The electric vehicle (EV) revolution is here to stay – and it’s not contained to just one country or continent.
Indeed, investors should open their minds and consider looking abroad, as China is among the world’s biggest economies and it has a vast middle class.
Furthermore, China’s government is friendly towards clean-energy initiatives. This puts EV companies at an advantage in this highly populated nation.
For investors, some folks might say that the most obvious way to capitalize on China’s EV industry is through a position in Nio (NIO). However, the smaller but equally ambitious automaker Xpeng (XPEV) could provide some serious competition to Nio.
So, let’s compare them head-to-head and perform an EV stock comparison to see which one could win the race to capture the Chinese EV market.
With a market capitalization of $47.7 billion, Nio has a huge presence in China’s EV industry.
It’s not difficult to figure out why Nio is so dominant. The company is growing according to practically every important metric.
Let’s take the company’s top-line results, for example. In the third quarter of 2021, Nio’s revenues totaled 9.8 billion RMB ($1.5 billion in U.S. currency), representing a year-over-year increase of 116.6% and a quarter-over-quarter increase of 16.1%.
Nio was also in a firm capital position, with cash and cash equivalents, restricted cash and short-term investments of 47 billion RMB ($7.3 billion) as of September 30, 2021.
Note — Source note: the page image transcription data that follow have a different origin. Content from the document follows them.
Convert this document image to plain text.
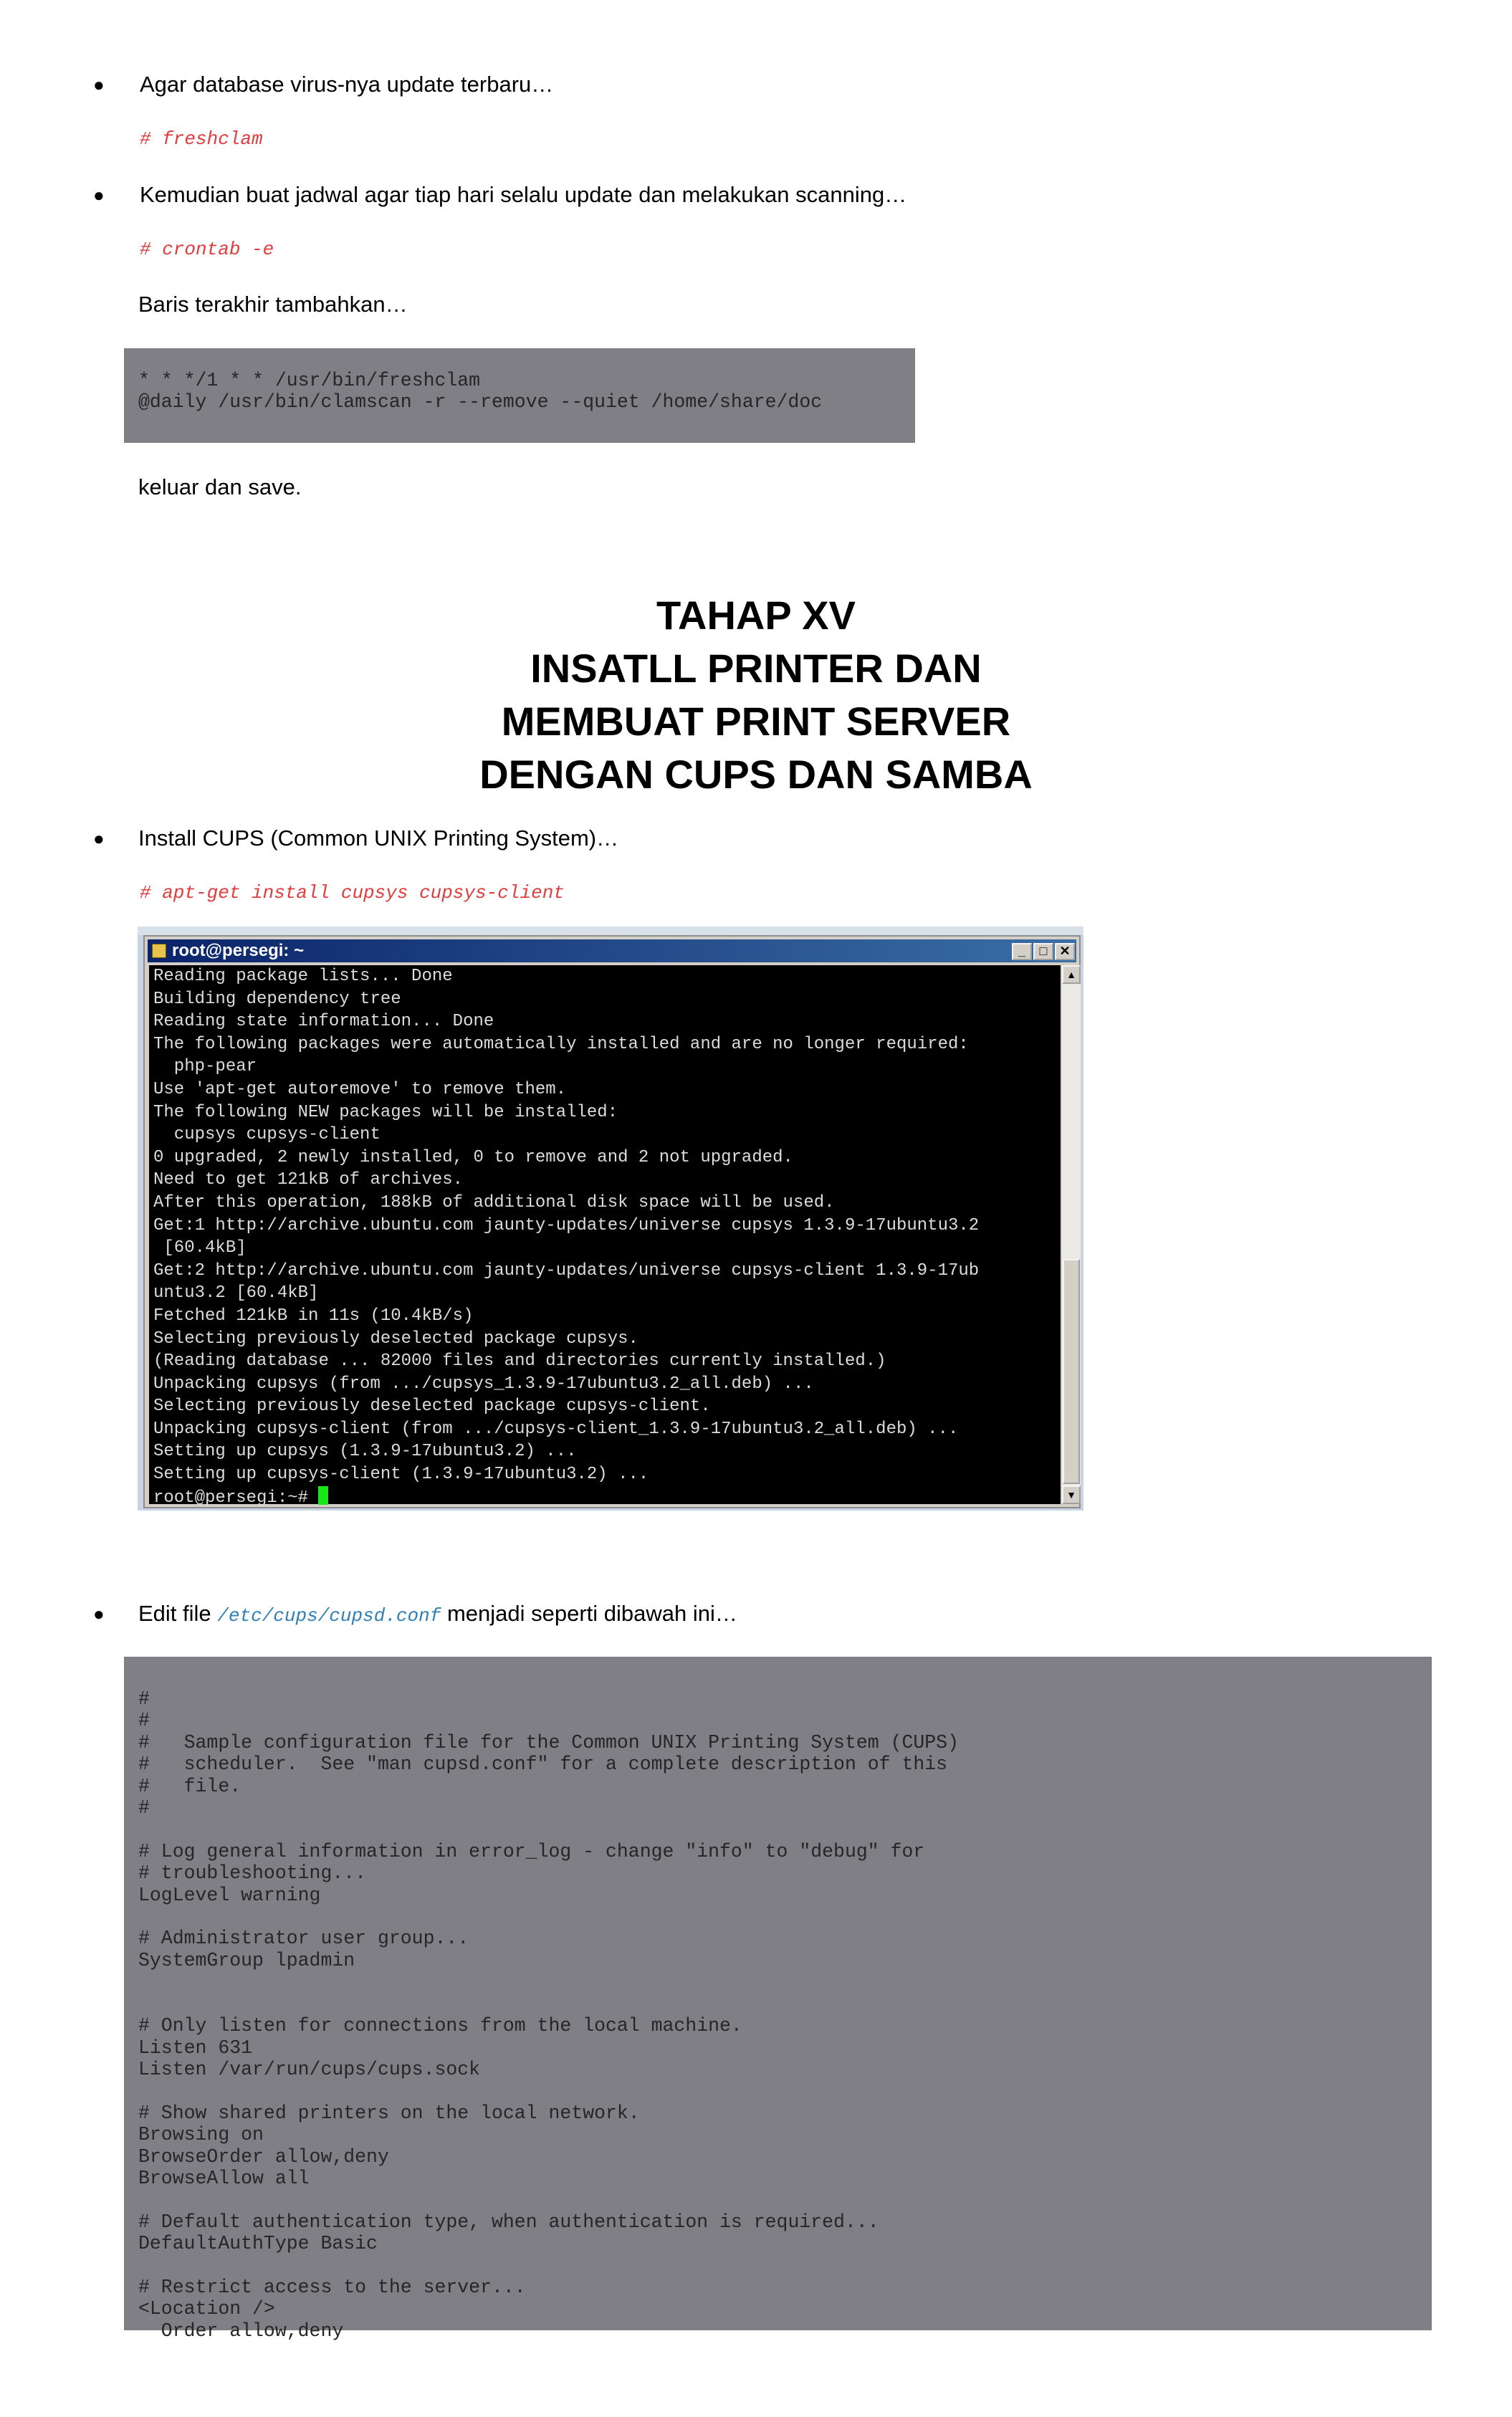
● Agar database virus-nya update terbaru…
# freshclam
● Kemudian buat jadwal agar tiap hari selalu update dan melakukan scanning…
# crontab -e
Baris terakhir tambahkan…
* * */1 * * /usr/bin/freshclam
@daily /usr/bin/clamscan -r --remove --quiet /home/share/doc
keluar dan save.
TAHAP XV
INSATLL PRINTER DAN
MEMBUAT PRINT SERVER
DENGAN CUPS DAN SAMBA
● Install CUPS (Common UNIX Printing System)…
# apt-get install cupsys cupsys-client
root@persegi: ~	_	□ ✕
Reading package lists... Done
Building dependency tree
Reading state information... Done
The following packages were automatically installed and are no longer required:
php-pear
Use 'apt-get autoremove' to remove them.
The following NEW packages will be installed:
cupsys cupsys-client
0 upgraded, 2 newly installed, 0 to remove and 2 not upgraded.
Need to get 121kB of archives.
After this operation, 188kB of additional disk space will be used.
Get:1 http://archive.ubuntu.com jaunty-updates/universe cupsys 1.3.9-17ubuntu3.2
[60.4kB]
Get:2 http://archive.ubuntu.com jaunty-updates/universe cupsys-client 1.3.9-17ub
untu3.2 [60.4kB]
Fetched 121kB in 11s (10.4kB/s)
Selecting previously deselected package cupsys.
(Reading database ... 82000 files and directories currently installed.)
Unpacking cupsys (from .../cupsys_1.3.9-17ubuntu3.2_all.deb) ...
Selecting previously deselected package cupsys-client.
Unpacking cupsys-client (from .../cupsys-client_1.3.9-17ubuntu3.2_all.deb) ...
Setting up cupsys (1.3.9-17ubuntu3.2) ...
Setting up cupsys-client (1.3.9-17ubuntu3.2) ...
root@persegi:~#
▲
▼
● Edit file /etc/cups/cupsd.conf menjadi seperti dibawah ini…
#
#
#   Sample configuration file for the Common UNIX Printing System (CUPS)
#   scheduler.  See "man cupsd.conf" for a complete description of this
#   file.
#

# Log general information in error_log - change "info" to "debug" for
# troubleshooting...
LogLevel warning

# Administrator user group...
SystemGroup lpadmin

# Only listen for connections from the local machine.
Listen 631
Listen /var/run/cups/cups.sock

# Show shared printers on the local network.
Browsing on
BrowseOrder allow,deny
BrowseAllow all

# Default authentication type, when authentication is required...
DefaultAuthType Basic

# Restrict access to the server...
<Location />
Order allow,deny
Here’s the only major sore spot in the fiscal results: Nio sustained a net earnings loss of 835.3 million RMB ($129.6 million) in 2021’s third quarter. So, there’s room for improvement there.
Still, it’s indisputable that Nio has been selling plenty of its EVs lately. Specifically, the company delivered 10,878 vehicles in November 2021, signifying a year-over-year increase of 105.6%.
With all of that in mind, let’s see what Wall Street has to say about Nio.
According to TipRanks’ analyst rating consensus, NIO is a Strong Buy, based on eight Buy and one Hold ratings. The average analyst Nio price target is $60.67, implying 102.2% upside potential.
Can Xpeng compete with Nio’s outstanding stats? Let’s find out now.
Compared to Nio’s $47.7 billion market capitalization, Xpeng’s $35.7 billion is certainly smaller but still sizable.
Moreover, if you assumed that Nio’s financial and EV delivery results were superior, think again.
According to Xpeng’s third-quarter 2021 financial results, the company generated $5.7 billion RMB in total revenues, for a 187.4% year-over-year increase as well as a 52.1% quarter-over-quarter improvement.
Also, Xpeng held cash and cash equivalents, restricted cash, short-term deposits, short-term investments, and long-term deposits worth 45.4 billion RMB ($7 billion) as of September 30, 2021 – not too shabby.
Now, it is true that Xpeng sustained a net earnings loss of 1.6 billion RMB ($247.5 million) during 2021’s third quarter. Therefore, both Nio and Xpeng should strive to improve in this area.
As far as the company’s November EV deliveries are concerned, Xpeng is accelerating quickly. During that month, Xpeng delivered 15,613 vehicles, representing a tremendous 270% year-over-year increase.
Next, let’s see how Wall Street feels about Xpeng’s prospects.
According to TipRanks’ analyst rating consensus, XPEV is a Strong Buy, based on five unanimous Buy ratings. The average analyst Xpeng price target is $73, implying 74.8% upside potential.
Which One’s the Winner?
Both Nio and Xpeng represent Strong Buys in the Chinese EV industry.
Yet, it’s clear that the financial and EV delivery data, while impressive for both companies, tend to favor Xpeng.
Whichever one you choose – and honestly, it’s fine to invest in both NIO and XPEV stocks – you’ll be driving in the fast lane with China’s burgeoning EV market.
Disclosure: On the date of publication, David Moadel had no position in any of the companies discussed in this article.